Wherefore FluidDB?

I’ll be giving a 5-minute ignite-style talk about FluidDB at BarCamp in Glasgow this Friday (18th June 2010). If you don’t know them, the Ignite Format is a challenging presentation format in which you present exactly 20 slides in 5 minutes — and they autoadvance, so there’s no wiggle room.

While I suspect almost every Ignite presentation feels like a challenge, FluidDB seems to me like a particularly hard thing to compress into five minutes. Perhaps perversely, I ended up deciding to present it many different ways, each in about 1 minute. I recorded this and sent it rounds the usual suspects within FluidDB and one of the comments that came back, from Nicholas Tollervey, was

You explain really well what FluidDB is (e.g. slide 3) but not why (as in the problem it’s solving or the compelling reason for using FluidDB).

And it’s true. In the draft presentation, I talk a lot about what FluidDB is and talk about lots of its interesting characteristics, but never really come out and make a clear statement about its raison d’être.

That’s because I’ve never really worked out exactly why I think FluidDB is important, though it seems obvious to me that it is.

This article is an attempt to feel a way towards an answer to the question.

Before the Wherefore, the What?

I’m assuming that anyone reading this blog probably already knows what FluidDB is, but in writing the presentation I came up with a new and succinct (if rather dense) way of describing it (the “slide 3” that Nicholas refers to in his comment). This is:

FluidDB is a single-instance, online, social data store based on tags with values.

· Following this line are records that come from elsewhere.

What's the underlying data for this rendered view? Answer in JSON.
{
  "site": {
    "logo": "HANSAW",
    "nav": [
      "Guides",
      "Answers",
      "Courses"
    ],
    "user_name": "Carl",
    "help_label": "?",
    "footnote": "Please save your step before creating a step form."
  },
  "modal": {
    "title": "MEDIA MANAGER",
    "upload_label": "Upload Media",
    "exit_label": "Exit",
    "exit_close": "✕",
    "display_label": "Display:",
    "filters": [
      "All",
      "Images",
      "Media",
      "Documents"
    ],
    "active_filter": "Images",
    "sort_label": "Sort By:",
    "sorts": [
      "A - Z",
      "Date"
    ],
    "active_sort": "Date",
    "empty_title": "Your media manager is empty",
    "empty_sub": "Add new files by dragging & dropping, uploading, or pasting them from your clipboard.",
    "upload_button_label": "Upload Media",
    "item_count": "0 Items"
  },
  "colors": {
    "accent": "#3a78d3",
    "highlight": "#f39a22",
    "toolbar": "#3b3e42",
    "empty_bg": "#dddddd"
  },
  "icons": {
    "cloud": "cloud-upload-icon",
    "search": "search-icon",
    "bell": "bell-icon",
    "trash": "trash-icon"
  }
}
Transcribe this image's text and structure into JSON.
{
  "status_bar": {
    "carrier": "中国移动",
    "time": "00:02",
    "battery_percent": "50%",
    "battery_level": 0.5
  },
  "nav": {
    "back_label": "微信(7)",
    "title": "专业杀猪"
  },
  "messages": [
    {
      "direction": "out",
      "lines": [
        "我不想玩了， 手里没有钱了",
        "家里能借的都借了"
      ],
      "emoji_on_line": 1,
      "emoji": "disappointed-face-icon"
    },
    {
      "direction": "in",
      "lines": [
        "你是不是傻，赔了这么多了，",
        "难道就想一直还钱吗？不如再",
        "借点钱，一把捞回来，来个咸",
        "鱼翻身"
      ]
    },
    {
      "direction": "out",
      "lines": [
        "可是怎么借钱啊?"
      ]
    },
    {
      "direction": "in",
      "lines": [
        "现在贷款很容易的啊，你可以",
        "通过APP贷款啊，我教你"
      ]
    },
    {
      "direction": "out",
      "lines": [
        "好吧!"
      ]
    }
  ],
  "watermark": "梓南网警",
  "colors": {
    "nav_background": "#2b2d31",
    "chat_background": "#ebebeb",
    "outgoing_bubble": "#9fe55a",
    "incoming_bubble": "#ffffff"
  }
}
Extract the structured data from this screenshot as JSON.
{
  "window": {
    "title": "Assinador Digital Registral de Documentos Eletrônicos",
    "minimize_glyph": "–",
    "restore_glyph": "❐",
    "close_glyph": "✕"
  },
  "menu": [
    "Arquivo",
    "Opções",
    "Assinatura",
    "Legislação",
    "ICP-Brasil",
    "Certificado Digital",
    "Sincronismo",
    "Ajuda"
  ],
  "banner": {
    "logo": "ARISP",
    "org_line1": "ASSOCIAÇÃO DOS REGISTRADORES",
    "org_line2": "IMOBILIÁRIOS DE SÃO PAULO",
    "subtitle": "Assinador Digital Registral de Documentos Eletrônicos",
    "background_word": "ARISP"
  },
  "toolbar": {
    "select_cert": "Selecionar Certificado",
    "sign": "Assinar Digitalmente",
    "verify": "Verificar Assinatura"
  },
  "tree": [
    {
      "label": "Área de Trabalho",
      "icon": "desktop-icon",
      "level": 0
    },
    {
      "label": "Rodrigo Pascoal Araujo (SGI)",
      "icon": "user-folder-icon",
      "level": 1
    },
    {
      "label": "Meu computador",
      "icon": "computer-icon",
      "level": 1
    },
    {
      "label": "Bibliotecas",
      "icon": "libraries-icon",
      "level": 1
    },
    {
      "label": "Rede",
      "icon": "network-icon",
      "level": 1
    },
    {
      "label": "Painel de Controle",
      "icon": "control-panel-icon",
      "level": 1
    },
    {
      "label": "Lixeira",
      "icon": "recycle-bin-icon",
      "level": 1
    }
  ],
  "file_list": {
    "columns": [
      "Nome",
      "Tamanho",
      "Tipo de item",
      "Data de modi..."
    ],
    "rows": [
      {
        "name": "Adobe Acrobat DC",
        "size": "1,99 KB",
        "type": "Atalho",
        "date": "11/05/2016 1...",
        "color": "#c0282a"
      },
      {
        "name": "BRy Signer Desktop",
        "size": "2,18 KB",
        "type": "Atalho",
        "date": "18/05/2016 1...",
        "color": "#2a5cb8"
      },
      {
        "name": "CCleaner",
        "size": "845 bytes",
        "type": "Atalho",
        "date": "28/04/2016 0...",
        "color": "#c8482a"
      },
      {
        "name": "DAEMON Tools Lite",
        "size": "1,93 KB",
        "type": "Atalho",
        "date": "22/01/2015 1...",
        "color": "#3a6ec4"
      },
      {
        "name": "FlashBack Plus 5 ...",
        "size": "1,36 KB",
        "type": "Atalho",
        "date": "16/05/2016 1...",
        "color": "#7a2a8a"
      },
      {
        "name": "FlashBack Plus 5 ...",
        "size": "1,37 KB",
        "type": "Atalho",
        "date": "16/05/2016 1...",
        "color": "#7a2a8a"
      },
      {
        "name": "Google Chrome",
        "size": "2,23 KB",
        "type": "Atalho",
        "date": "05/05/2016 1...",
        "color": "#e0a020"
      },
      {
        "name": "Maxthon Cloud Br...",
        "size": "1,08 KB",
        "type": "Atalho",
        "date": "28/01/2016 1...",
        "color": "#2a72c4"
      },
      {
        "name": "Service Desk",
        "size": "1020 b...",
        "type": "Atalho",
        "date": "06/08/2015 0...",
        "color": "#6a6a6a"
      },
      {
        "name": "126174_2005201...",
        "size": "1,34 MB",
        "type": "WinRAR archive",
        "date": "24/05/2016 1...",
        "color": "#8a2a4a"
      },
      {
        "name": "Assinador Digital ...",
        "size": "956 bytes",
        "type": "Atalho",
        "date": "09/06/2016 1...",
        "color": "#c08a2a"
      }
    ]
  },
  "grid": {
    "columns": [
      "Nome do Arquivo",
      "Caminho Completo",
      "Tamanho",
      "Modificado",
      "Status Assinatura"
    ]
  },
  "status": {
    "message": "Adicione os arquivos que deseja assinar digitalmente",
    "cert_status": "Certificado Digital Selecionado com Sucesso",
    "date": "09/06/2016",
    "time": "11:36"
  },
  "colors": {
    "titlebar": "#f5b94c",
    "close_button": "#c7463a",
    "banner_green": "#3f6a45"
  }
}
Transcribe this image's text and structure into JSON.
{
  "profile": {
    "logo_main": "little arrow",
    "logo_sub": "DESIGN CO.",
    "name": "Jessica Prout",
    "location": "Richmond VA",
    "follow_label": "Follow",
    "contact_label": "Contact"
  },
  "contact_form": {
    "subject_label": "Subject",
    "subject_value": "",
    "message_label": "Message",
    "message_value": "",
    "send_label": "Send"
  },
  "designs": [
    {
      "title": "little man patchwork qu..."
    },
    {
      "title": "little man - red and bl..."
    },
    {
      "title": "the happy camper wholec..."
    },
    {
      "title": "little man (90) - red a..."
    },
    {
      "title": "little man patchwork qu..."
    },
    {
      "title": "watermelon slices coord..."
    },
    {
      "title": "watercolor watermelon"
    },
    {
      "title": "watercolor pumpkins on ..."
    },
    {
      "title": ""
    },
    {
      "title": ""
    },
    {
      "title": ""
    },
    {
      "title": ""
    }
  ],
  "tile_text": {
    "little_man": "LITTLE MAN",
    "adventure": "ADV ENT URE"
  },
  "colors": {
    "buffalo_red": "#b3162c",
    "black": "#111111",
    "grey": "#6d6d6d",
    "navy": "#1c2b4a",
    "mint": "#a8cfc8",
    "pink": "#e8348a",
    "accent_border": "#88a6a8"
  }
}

It has a query language, a fine-grained permissions system and a RESTful, HTTP API.

Or, as the slide has it:

So the question is:

Why would I want one of those?

What’s it Like?

If you look across all the material that’s been published about FluidDB you find that we describe it in myriad different ways, more often than by analogy, and claim lots of quite diverse benefits and goals for it. The following is a relatively small subset of those:

  • It’s like del.icio.us on steroids (Del.icio.us lets you tag and share bookmarks and keep some private: FluidDB is like that but not just for bookmarks, and you can tags on your values, and you get a much more flexible permissions systems and a query language, and . . .)
  • It’s like a wiki for (typed) data (Anyone can write any “information” about anything to it. You don’t need permission. But the information can be typed (any types you like) and can be queried. And there are no edit wars because everyone can writes to his own space. And . . .)
  • It’s (like) a database without the rigidity. (Clearly, like a database, it stores data and has a query language. But unlike a traditional databases, it doesn’t need a schema, or columns, or typed columns, and anyone can write to it without destroying anything, and . . .
  • It’s (like) a universal metadata engine. (Applications tend to store primary data and sometimes a limited set of metadata too. But FluidDB is particularly suited to being the one-stop-shop for storing metadata — data about data, or indeed, data about anything (any thing). And often by storing the metadata in FluidDB, you gain the ability to query it together with other (meta)data about the same things, which enables queries that are otherwise impossible.
  • It’s (like) a free data API for any app. (If an application stores its data in FluidDB, we FluidDB provides users direct access to that data through the HTTP API, and through libraries, through lots of different programming languages.)
  • It’s Like Twitter for Data. (It makes it easy for people to inject tiny bits of information into the world and tie them to the right place so that the information can be seen, found, queried and used in context.)
  • It’s (like) a shared space for cross-application data. (If application data is stored, or mirrored, in FluidDB, combining data from those different applications about the same things becomes practical, where it wasn’t before. So as well as bringing together data about the same things from lots of different users, we can bring together data from lots of different applications about those same things.
  • It’s (like) a revolutionary way to shift data from online companies to users. While all objects in FluidDB are shared, all data is owned, and FluidDB has the potential to allow users to retain control of their own data rather than ceding it to the application providers while using whatever (suitably enabled) tools they like to edit, change, manage, remix different parts of that data.

I could go on . . .

But the question remains: why does the world need something like that? Why does it need FluidDB? Wherefore FluidDB?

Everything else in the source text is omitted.